Cyro Pereira é um dos principais arranjadores da música popular brasileira da segunda metade do século XX. Destaca-se como regente de música popular, paralelamente à produção como compositor erudito.

Pereira pode ser considerado um autodidata, cujo saber é desenvolvido pela prática musical dentro das emissoras brasileiras de rádio da década de 1950, verdadeiras “fábricas de arranjos”. Na Rádio Record, de São Paulo, em que atua por 23 anos, escreve arranjos para a orquestra da emissora acompanhar os artistas que lá se apresentam.
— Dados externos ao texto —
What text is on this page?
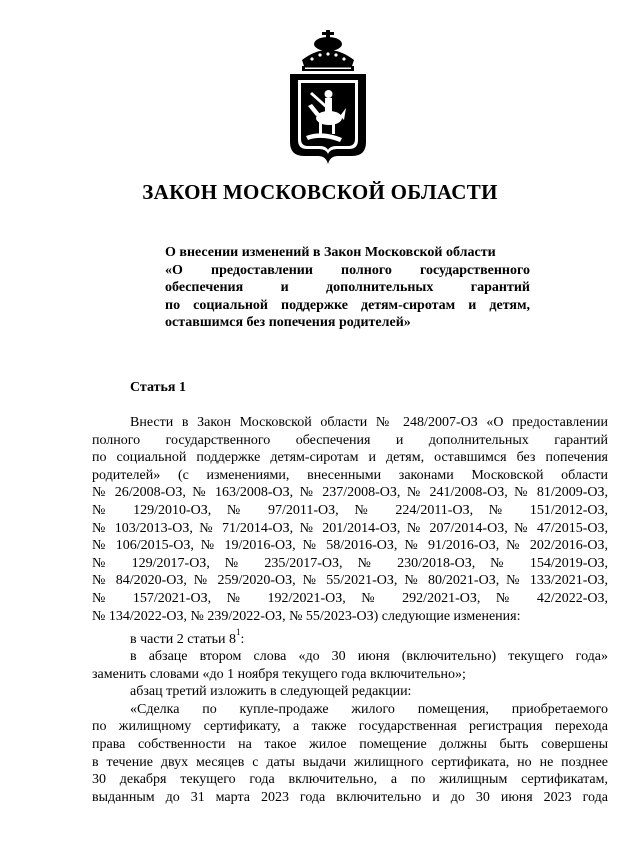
ЗАКОН МОСКОВСКОЙ ОБЛАСТИ
О внесении изменений в Закон Московской области
«О предоставлении полного государственного
обеспечения и дополнительных гарантий
по социальной поддержке детям-сиротам и детям,
оставшимся без попечения родителей»
Статья 1
Внести в Закон Московской области № 248/2007-ОЗ «О предоставлении
полного государственного обеспечения и дополнительных гарантий
по социальной поддержке детям-сиротам и детям, оставшимся без попечения
родителей» (с изменениями, внесенными законами Московской области
№ 26/2008-ОЗ, № 163/2008-ОЗ, № 237/2008-ОЗ, № 241/2008-ОЗ, № 81/2009-ОЗ,
№ 129/2010-ОЗ, № 97/2011-ОЗ, № 224/2011-ОЗ, № 151/2012-ОЗ,
№ 103/2013-ОЗ, № 71/2014-ОЗ, № 201/2014-ОЗ, № 207/2014-ОЗ, № 47/2015-ОЗ,
№ 106/2015-ОЗ, № 19/2016-ОЗ, № 58/2016-ОЗ, № 91/2016-ОЗ, № 202/2016-ОЗ,
№ 129/2017-ОЗ, № 235/2017-ОЗ, № 230/2018-ОЗ, № 154/2019-ОЗ,
№ 84/2020-ОЗ, № 259/2020-ОЗ, № 55/2021-ОЗ, № 80/2021-ОЗ, № 133/2021-ОЗ,
№ 157/2021-ОЗ, № 192/2021-ОЗ, № 292/2021-ОЗ, № 42/2022-ОЗ,
№ 134/2022-ОЗ, № 239/2022-ОЗ, № 55/2023-ОЗ) следующие изменения:
в части 2 статьи $8^1$:
в абзаце втором слова «до 30 июня (включительно) текущего года»
заменить словами «до 1 ноября текущего года включительно»;
абзац третий изложить в следующей редакции:
«Сделка по купле-продаже жилого помещения, приобретаемого
по жилищному сертификату, а также государственная регистрация перехода
права собственности на такое жилое помещение должны быть совершены
в течение двух месяцев с даты выдачи жилищного сертификата, но не позднее
30 декабря текущего года включительно, а по жилищным сертификатам,
выданным до 31 марта 2023 года включительно и до 30 июня 2023 года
Constrói, então, uma linguagem musical sob a influência de Radamés Gnattali (1906-1988) e Lyrio Panicali (1906-1984), moldada no contato direto com seu mentor, Gabriel Migliori.

Também nesse ambiente desenvolve sua técnica de regência de música popular – “da linha toscaniniana”, na definição do maestro Benito Juarez, filiando-o à linhagem rigorosa do italiano Arturo Toscanini (1867-1957). “O Cyro era muito bravo. No tempo da Record, eu preferia cantar com outros maestros, e ficava tremendo se tinha que cantar com ele”, conta sua mulher, Estherzinha de Souza.
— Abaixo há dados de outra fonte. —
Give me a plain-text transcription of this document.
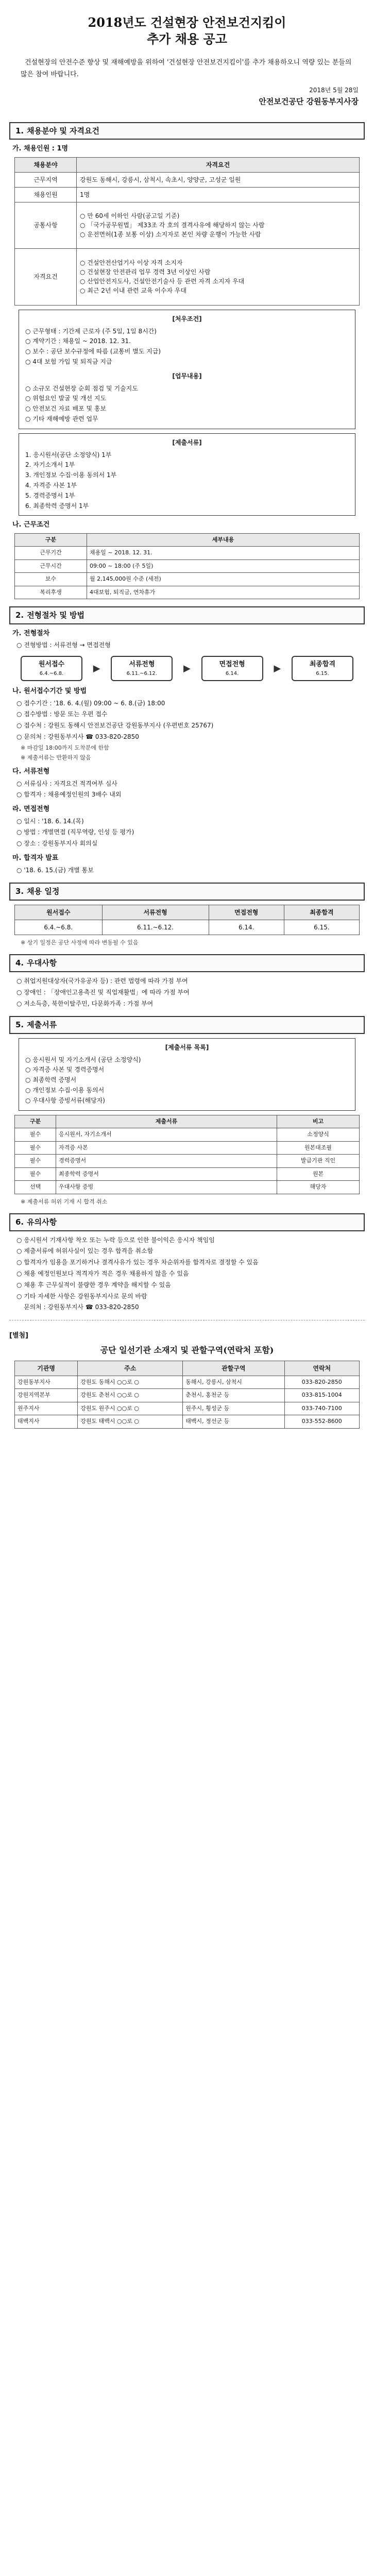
2018년도 건설현장 안전보건지킴이
추가 채용 공고
건설현장의 안전수준 향상 및 재해예방을 위하여 '건설현장 안전보건지킴이'를 추가 채용하오니 역량 있는 분들의 많은 참여 바랍니다.
2018년 5월 28일
안전보건공단 강원동부지사장
1. 채용분야 및 자격요건
가. 채용인원 : 1명
채용분야	자격요건
근무지역	강원도 동해시, 강릉시, 삼척시, 속초시, 양양군, 고성군 일원
채용인원	1명
공통사항	○ 만 60세 이하인 사람(공고일 기준)
○ 「국가공무원법」 제33조 각 호의 결격사유에 해당하지 않는 사람
○ 운전면허(1종 보통 이상) 소지자로 본인 차량 운행이 가능한 사람
자격요건	○ 건설안전산업기사 이상 자격 소지자
○ 건설현장 안전관리 업무 경력 3년 이상인 사람
○ 산업안전지도사, 건설안전기술사 등 관련 자격 소지자 우대
○ 최근 2년 이내 관련 교육 이수자 우대
[처우조건]
○ 근무형태 : 기간제 근로자 (주 5일, 1일 8시간)
○ 계약기간 : 채용일 ~ 2018. 12. 31.
○ 보수 : 공단 보수규정에 따름 (교통비 별도 지급)
○ 4대 보험 가입 및 퇴직금 지급
[업무내용]
○ 소규모 건설현장 순회 점검 및 기술지도
○ 위험요인 발굴 및 개선 지도
○ 안전보건 자료 배포 및 홍보
○ 기타 재해예방 관련 업무
[제출서류]
1. 응시원서(공단 소정양식) 1부
2. 자기소개서 1부
3. 개인정보 수집·이용 동의서 1부
4. 자격증 사본 1부
5. 경력증명서 1부
6. 최종학력 증명서 1부
나. 근무조건
구분	세부내용
근무기간	채용일 ~ 2018. 12. 31.
근무시간	09:00 ~ 18:00 (주 5일)
보수	월 2,145,000원 수준 (세전)
복리후생	4대보험, 퇴직금, 연차휴가
2. 전형절차 및 방법
가. 전형절차
○ 전형방법 : 서류전형 → 면접전형
원서접수
6.4.~6.8.	▶	서류전형
6.11.~6.12.	▶	면접전형
6.14.	▶	최종합격
6.15.
나. 원서접수기간 및 방법
○ 접수기간 : '18. 6. 4.(월) 09:00 ~ 6. 8.(금) 18:00
○ 접수방법 : 방문 또는 우편 접수
○ 접수처 : 강원도 동해시 안전보건공단 강원동부지사 (우편번호 25767)
○ 문의처 : 강원동부지사 ☎ 033-820-2850
※ 마감일 18:00까지 도착분에 한함
※ 제출서류는 반환하지 않음
다. 서류전형
○ 서류심사 : 자격요건 적격여부 심사
○ 합격자 : 채용예정인원의 3배수 내외
라. 면접전형
○ 일시 : '18. 6. 14.(목)
○ 방법 : 개별면접 (직무역량, 인성 등 평가)
○ 장소 : 강원동부지사 회의실
마. 합격자 발표
○ '18. 6. 15.(금) 개별 통보
3. 채용 일정
원서접수	서류전형	면접전형	최종합격
6.4.~6.8.	6.11.~6.12.	6.14.	6.15.
※ 상기 일정은 공단 사정에 따라 변동될 수 있음
4. 우대사항
○ 취업지원대상자(국가유공자 등) : 관련 법령에 따라 가점 부여
○ 장애인 : 「장애인고용촉진 및 직업재활법」에 따라 가점 부여
○ 저소득층, 북한이탈주민, 다문화가족 : 가점 부여
5. 제출서류
[제출서류 목록]
○ 응시원서 및 자기소개서 (공단 소정양식)
○ 자격증 사본 및 경력증명서
○ 최종학력 증명서
○ 개인정보 수집·이용 동의서
○ 우대사항 증빙서류(해당자)
구분	제출서류	비고
필수	응시원서, 자기소개서	소정양식
필수	자격증 사본	원본대조필
필수	경력증명서	발급기관 직인
필수	최종학력 증명서	원본
선택	우대사항 증빙	해당자
※ 제출서류 허위 기재 시 합격 취소
6. 유의사항
○ 응시원서 기재사항 착오 또는 누락 등으로 인한 불이익은 응시자 책임임
○ 제출서류에 허위사실이 있는 경우 합격을 취소함
○ 합격자가 임용을 포기하거나 결격사유가 있는 경우 차순위자를 합격자로 결정할 수 있음
○ 채용 예정인원보다 적격자가 적은 경우 채용하지 않을 수 있음
○ 채용 후 근무실적이 불량한 경우 계약을 해지할 수 있음
○ 기타 자세한 사항은 강원동부지사로 문의 바람
문의처 : 강원동부지사 ☎ 033-820-2850
[별첨]
공단 일선기관 소재지 및 관할구역(연락처 포함)
기관명	주소	관할구역	연락처
강원동부지사	강원도 동해시 ○○로 ○	동해시, 강릉시, 삼척시	033-820-2850
강원지역본부	강원도 춘천시 ○○로 ○	춘천시, 홍천군 등	033-815-1004
원주지사	강원도 원주시 ○○로 ○	원주시, 횡성군 등	033-740-7100
태백지사	강원도 태백시 ○○로 ○	태백시, 정선군 등	033-552-8600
Sua atividade sofre uma mudança decisiva com a Orquestra Jazz Sinfônica. A combinação entre instrumentos sinfônicos e seção rítmica popular busca recriar a sonoridade das orquestras de rádio. Pereira é um dos “arquitetos sonoros” da Jazz. Como afirma o pesquisador Fábio Prado Medeiros em dissertação de mestrado a seu respeito, “no arquivo da orquestra, quase dez por cento das peças são de sua autoria, contando-se tanto arranjos como composições”.

A distinção entre arranjo e composição tende a ser difusa na produção para a Jazz Sinfônica. Como descreve Nelson Ayres (1947), “nas suas mãos, obras de alguns compositores tornaram-se matrizes para criações próprias, intrincadas teias de harmonias e motivos melódicos que se desenvolvem por caminhos absolutamente inesperados”.

No terreno da composição propriamente dita, a única obra remanescente de Cyro Pereira do período em que reside no Rio Grande do Sul é Saudade (1948). Trata-se de peça curta para piano solo na tradição das valsas-choro de Ernesto Nazareth (1863-1934), Radamés Gnattali e Francisco Mignone (1897-1986).

Em 1962, escreve a primeira peça sinfônica, a Brasiliana n. 1, que recebe menção honrosa no Concurso de Composição da Cidade de São Paulo e, em consequência, é estreada no Teatro Municipal, em 1963.

A crítica recebe-a com dureza. Alberto Ricardi escreve: “a impressão global é de obra inútil, embora revele um autor que sabe orquestrar. Este jovem algum dia poderá ser compositor”.

Aconselhado por Gabriel Migliori, inscreve sua Fantasia para Piano e Orquestra (originalmente, Concerto em Ré Maior para Piano e Orquestra) no concurso que, no Rio de Janeiro, homenageia o centenário de nascimento de Ernesto Nazareth, em 1963. Integrado por Francisco Mignone, Vieira Brandão (1911-2002), Edino Krieger (1928), Alceu Bocchino (1918-2013) e Radamés Gnattali, o júri concede menção honrosa à obra, que emprega temas dos tangos Tenebroso e Batuque e da valsa Expansiva, de Nazareth, e que só é estreada em 1996.

Ainda desse período são o Quarteto de cordas n. 1 (1964), estreado em 1970, e a Sonata para Violino e Piano (1964), com primeira audição em 1978. Em 1969, inscreve a cantata Futebol, parceria com Gabriel Migliori, no 1o Festival de Música Erudita da Guanabara A cantata é composta para grande orquestra, coro misto, locutor esportivo e narrador. Estreia em 1999 pela Sinfonia Cultura, sob a regência de Lutero Rodrigues.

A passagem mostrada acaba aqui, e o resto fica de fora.